Mientras caminábamos, oímos gritos. Hombres y mujeres jóvenes pasaron corriendo, gritando de júbilo: «¡Hay camiones de harina en la calle!». Se había formado una gran multitud. La gente corría desesperadamente hacia los camiones para conseguir una bolsa de harina.
Era un caos. Nadie escoltaba a los camiones para garantizar que todos pudieran recibir su parte de forma segura. En lugar de eso, vimos a la multitud correr hacia zonas peligrosas bajo el control del ejército israelí, solo por harina.
Algunos regresaron con bolsas. Otros fueron asesinados. Vimos cómo se llevaban los cuerpos a hombros, cómo los mataban a tiros en los mismos lugares donde la ayuda iba a salvarlos.
18 muertes en 24 horas
Tras la sesión de terapia, salimos del hospital y nos cruzamos con mujeres que lloraban por sus hijos hambrientos, muriendo ante nuestros ojos. Una mujer, Amina Badir, gritaba abrazada a su hijo de tres años.

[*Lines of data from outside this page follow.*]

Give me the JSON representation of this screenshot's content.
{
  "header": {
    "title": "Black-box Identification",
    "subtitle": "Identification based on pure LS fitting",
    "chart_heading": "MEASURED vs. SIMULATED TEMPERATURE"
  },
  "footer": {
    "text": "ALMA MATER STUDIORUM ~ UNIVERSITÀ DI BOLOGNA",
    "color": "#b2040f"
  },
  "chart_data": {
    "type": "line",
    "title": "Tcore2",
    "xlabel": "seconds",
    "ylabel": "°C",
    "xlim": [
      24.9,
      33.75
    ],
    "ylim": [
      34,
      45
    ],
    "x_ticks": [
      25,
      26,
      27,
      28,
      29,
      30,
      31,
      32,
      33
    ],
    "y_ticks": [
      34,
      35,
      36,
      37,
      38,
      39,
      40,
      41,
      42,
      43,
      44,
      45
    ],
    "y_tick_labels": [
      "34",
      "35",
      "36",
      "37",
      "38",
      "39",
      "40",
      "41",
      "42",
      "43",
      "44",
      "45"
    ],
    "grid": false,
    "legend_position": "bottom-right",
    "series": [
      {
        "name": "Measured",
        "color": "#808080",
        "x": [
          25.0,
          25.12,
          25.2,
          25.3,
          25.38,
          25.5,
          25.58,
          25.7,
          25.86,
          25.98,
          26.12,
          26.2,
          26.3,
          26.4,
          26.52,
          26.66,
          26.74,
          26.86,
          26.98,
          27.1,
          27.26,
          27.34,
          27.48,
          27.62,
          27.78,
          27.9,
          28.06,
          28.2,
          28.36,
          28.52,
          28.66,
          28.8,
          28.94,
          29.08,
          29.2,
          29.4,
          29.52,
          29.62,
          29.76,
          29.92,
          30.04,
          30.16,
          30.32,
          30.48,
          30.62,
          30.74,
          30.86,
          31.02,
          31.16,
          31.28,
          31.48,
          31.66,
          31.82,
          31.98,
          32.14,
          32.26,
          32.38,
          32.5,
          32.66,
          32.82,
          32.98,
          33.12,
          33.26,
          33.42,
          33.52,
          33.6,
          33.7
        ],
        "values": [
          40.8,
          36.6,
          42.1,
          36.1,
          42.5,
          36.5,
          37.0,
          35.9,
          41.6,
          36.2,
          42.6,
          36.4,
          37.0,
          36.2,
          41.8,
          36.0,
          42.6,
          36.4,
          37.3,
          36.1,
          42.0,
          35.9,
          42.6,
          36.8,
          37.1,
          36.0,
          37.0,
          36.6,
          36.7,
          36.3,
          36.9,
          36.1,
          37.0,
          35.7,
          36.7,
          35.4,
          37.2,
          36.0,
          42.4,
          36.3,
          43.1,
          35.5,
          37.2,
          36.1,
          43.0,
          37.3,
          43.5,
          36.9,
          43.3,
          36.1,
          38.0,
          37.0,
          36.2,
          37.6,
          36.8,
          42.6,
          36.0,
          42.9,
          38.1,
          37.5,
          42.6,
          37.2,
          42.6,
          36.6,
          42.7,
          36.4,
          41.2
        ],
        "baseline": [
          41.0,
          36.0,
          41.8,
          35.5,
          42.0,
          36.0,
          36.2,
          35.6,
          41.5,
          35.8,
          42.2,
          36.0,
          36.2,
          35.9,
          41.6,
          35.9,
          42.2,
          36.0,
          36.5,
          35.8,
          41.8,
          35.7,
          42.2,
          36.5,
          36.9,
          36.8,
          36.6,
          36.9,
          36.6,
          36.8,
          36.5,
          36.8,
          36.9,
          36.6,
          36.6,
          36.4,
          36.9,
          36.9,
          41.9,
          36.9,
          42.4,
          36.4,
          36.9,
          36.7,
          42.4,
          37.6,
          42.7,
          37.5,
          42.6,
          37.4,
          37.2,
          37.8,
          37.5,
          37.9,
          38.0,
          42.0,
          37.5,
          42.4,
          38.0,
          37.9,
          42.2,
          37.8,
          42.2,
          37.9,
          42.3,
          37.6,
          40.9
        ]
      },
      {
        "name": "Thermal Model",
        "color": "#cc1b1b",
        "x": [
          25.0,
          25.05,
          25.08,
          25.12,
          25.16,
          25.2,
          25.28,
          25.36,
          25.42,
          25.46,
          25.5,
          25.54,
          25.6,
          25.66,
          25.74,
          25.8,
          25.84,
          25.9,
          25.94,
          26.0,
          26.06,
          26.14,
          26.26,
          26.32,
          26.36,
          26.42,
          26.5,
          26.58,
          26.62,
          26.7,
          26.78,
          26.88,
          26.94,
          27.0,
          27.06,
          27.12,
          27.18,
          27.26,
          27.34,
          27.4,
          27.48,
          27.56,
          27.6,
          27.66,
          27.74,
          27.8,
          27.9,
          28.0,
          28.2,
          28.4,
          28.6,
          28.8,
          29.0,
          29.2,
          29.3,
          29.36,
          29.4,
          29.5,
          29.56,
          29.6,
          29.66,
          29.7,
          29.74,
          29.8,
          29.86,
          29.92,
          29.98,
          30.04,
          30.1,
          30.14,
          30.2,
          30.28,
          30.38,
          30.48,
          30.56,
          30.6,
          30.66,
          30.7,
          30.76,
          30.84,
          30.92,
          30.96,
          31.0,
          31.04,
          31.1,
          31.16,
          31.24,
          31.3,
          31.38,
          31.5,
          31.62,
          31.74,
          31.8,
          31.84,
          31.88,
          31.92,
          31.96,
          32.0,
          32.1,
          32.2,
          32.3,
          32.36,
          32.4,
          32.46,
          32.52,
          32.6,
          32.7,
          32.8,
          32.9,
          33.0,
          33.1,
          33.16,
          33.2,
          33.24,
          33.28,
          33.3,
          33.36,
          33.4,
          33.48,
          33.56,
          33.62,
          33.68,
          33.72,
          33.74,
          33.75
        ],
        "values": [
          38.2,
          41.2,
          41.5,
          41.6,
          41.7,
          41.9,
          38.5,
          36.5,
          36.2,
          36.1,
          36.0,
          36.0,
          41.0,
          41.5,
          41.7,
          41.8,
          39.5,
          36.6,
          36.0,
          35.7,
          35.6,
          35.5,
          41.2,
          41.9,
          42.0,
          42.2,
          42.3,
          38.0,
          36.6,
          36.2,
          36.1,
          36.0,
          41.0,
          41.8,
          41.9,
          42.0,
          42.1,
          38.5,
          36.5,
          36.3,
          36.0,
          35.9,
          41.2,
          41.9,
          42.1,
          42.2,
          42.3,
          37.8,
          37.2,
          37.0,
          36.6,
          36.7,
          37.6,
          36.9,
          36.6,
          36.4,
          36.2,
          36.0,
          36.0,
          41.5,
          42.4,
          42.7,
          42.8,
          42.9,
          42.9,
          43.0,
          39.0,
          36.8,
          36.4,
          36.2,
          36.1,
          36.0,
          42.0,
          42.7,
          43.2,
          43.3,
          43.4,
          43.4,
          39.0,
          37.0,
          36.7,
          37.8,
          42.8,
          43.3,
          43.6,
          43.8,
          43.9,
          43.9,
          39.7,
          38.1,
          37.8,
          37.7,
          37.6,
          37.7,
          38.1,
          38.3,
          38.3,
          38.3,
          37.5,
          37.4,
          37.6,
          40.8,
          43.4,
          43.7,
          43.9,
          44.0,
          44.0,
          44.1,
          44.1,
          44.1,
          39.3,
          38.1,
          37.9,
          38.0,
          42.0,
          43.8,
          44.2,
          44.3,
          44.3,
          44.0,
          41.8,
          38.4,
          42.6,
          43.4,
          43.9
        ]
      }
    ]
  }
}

«Dime cómo salvar a mi hija Rahaf de la muerte», gritó. «Lleva una semana comiendo sólo una cucharada de lentejas al día. Sufre desnutrición. No hay tratamiento ni leche en el hospital. Le han quitado el derecho a vivir. Veo la muerte en sus ojos».
Según el Ministerio de Sanidad de Gaza, el número de muertos por hambre y malnutrición desde el 7 de octubre ha aumentado a 86 personas, 76 de ellas niños. Ayer se informó que 18 personas habían muerto de inanición sólo en las 24 horas anteriores. El personal médico montó un plantón en el Hospital Nasser para pedir la intervención internacional antes de que más personas mueran de hambre.
No pude encontrar un taxi que nos llevara a casa. Mi madre esperó en la puerta del hospital mientras yo buscaba transporte, pero el combustible escasea y los taxis son prácticamente inexistentes. Pasé una hora entera intentándolo;
Cuando volví, estaba mareada y débil. Me desmayé. Intenté mantenerme fuerte por mi madre, pero no había nadie más con nosotros. A mi alrededor, vi gente desmayándose por todas partes. Un hombre me dijo: «Si hubiera comida adecuada, tu madre no habría enfermado así».
Todos intentamos consolarnos unos a otros en esta hambruna sin fin. En Facebook, la gente desahoga su ira, escribiendo post tras post sobre la política israelí de hambruna que ha puesto de rodillas a Gaza. Ya no podemos hacer las cosas más básicas que la gente de todo el mundo hace cada día. El hambre nos ha despojado de todo.
Ruwaida Amer es una periodista independiente de Khan Younis."